Greece’s two main pro-bailout parties failed to win a majority in parliament that would allow them to form a coalition, putting at risk the policies that have shielded Athens from bankruptcy and a euro exit.
“The issue is that in Greece the outcome raises the level of uncertainty a lot, because it’s not clear who can form the government or in fact how long they will last, and what their attitude to the current agreements that the Greek government had reached would be,” said Richard Yetsenga, Head of Global Markets at ANZ Research.
“The French outcome was as expected. The markets have already shifted to a view that austerity on its own wasn’t the right policy mix and that other things needed to be considered.”
In France, Socialist Francois Hollande swept to presidential election victory, ousting incumbent Nicolas Sarkozy who had played a key role in structuring bailout schemes for indebted euro zone members and pushed for strict fiscal policies aimed at managing huge debts, working closely with German Chancellor Angela Merkel.

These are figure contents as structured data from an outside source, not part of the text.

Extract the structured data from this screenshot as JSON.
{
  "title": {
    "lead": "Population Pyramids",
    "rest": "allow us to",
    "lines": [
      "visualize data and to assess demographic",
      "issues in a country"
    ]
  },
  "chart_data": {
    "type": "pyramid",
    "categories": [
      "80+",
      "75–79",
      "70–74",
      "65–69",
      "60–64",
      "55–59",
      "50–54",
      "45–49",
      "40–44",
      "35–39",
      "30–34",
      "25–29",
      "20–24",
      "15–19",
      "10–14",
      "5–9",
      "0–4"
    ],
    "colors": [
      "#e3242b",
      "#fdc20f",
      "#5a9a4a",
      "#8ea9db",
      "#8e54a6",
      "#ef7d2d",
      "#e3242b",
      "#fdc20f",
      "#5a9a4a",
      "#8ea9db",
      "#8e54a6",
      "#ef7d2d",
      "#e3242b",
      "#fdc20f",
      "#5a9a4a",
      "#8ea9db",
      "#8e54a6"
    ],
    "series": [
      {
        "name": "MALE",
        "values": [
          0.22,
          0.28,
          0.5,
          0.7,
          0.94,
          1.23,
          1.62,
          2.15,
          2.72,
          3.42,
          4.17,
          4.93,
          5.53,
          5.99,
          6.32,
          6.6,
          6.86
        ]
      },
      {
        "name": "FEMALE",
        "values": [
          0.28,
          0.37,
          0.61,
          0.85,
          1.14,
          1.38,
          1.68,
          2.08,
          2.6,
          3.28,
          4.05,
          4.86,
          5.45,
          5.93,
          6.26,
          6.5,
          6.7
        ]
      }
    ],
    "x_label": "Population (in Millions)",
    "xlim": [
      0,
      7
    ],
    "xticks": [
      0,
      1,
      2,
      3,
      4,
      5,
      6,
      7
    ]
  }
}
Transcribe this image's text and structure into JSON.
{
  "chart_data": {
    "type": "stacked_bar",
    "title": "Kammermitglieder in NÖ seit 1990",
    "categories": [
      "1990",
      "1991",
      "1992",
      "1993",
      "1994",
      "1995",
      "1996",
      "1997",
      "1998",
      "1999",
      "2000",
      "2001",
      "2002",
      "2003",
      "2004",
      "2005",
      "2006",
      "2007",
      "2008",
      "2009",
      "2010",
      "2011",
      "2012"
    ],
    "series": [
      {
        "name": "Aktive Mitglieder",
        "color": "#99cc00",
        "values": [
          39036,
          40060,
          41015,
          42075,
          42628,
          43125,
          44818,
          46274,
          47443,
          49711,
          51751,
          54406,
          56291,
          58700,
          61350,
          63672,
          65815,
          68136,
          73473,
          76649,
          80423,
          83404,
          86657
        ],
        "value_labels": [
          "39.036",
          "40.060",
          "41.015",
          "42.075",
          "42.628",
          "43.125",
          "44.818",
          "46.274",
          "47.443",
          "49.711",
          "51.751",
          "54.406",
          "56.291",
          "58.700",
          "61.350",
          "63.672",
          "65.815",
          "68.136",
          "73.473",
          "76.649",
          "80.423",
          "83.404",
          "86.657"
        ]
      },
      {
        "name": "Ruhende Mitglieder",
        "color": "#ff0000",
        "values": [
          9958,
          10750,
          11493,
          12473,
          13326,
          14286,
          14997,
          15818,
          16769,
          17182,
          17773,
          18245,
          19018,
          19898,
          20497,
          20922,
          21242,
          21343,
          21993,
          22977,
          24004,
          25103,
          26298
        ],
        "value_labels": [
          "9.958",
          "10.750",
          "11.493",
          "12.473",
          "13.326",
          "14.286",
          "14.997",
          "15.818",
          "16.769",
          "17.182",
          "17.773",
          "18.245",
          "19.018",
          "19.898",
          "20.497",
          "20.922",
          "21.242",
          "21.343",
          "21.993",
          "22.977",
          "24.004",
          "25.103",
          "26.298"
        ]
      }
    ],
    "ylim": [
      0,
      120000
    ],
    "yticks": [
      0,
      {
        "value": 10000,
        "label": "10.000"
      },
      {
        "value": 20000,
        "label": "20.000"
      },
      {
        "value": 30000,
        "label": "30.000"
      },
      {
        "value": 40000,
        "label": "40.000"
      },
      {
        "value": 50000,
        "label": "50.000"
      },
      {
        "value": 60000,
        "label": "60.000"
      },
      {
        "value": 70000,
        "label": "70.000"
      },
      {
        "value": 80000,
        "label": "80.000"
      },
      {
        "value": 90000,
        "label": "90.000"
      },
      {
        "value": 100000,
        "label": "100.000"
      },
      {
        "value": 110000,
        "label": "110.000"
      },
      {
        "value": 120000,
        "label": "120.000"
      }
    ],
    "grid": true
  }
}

Amid scepticism that a similar tie could be forged, Merkel invited Hollande to visit Berlin as soon he could for a meeting that would set the groundwork for a consensus on growth policies vital to the euro zone’s future health.
“Austerity will not work to solve Europe’s debt crisis. However, shifting austerity to higher earners and business will accelerate the debt crisis,” said Jeff Sica, president of SICA Wealth Management, which manages more than $1 billion in client assets, real estate and private equity holdings.
“The Merkel/Hollande initiative will never materialise due to Hollande and Merkel being polar opposites with no chance to agree on anything,” Sica said.
Much weaker-than-expected U.S. jobs data on Friday added to concerns, as it raised the biggest question mark yet about the prospects of growth in the world’s largest economy.
Mitsuru Sahara, chief FX manager at Bank of Tokyo Mitsubishi-UFJ in Tokyo, said the euro would remain pressured due to a bearish technical outlook, possibly moving towards the year-low near $1.26, while waning optimism about the U.S. economy could further weigh on investors’ risk appetite.
“Markets have been rallying so far this year on expectations about the solid U.S. economy, and if such views falter, it could snap uptrends in markets,” he said, adding that a series of speeches scheduled this week by Federal Reserve officials may shed light on the Fed’s latest view about U.S. growth.
Chinese data due later this week, including trade balance figures, consumer prices and industrial output, was also in focus. Weaker data from the world’s second-largest economy could underscore how vulnerable the global growth outlook is and further dent investor risk appetite.
Wall Street posted its biggest weekly fall this year after U.S. jobs data showed 115,000 workers were hired in April, well below forecasts of 170,000.
U.S. crude futures dropped more than $3 a barrel while Brent crude fell more than $2.50 after the election results and U.S. jobs data. U.S. crude was last down 1.5 percent at $97.04 while Brent was down 0.7 percent at $112.42.
The Australian dollar, sensitive to commodities demand and hence growth expectations, fell to a four-month low near $1.0110 on Monday while the euro fell to its lowest since January 25 at $1.2955.
Risk aversion hit Asian credit markets, pushing the spread on the iTraxx Asia ex-Japan investment-grade index wider by 11 basis points, but safe-haven assets such as government debt and the yen rose.
The yen’s strength hit Japanese exporters, which along with financials, sent the Nikkei stock average tanking as much as 2.9 percent to a three-month low.
The dollar eased 0.2 percent at 79.77 yen, after the yen firmed against the euro to its highest level since mid-February at 103.24 yen.
The yield on the benchmark 10-year Japanese government bond slipped to 0.865 percent, its lowest level since October 2010, while 10-year Treasury yields slumped to 1.83 percent from 1.88 percent on Friday.
The dollar rose against a basket of major currencies to a three-week high, making dollar-priced commodities less attractive to buyers holding other currencies and weighing on spot gold which fell 0.3 percent to $1,637.56 an ounce.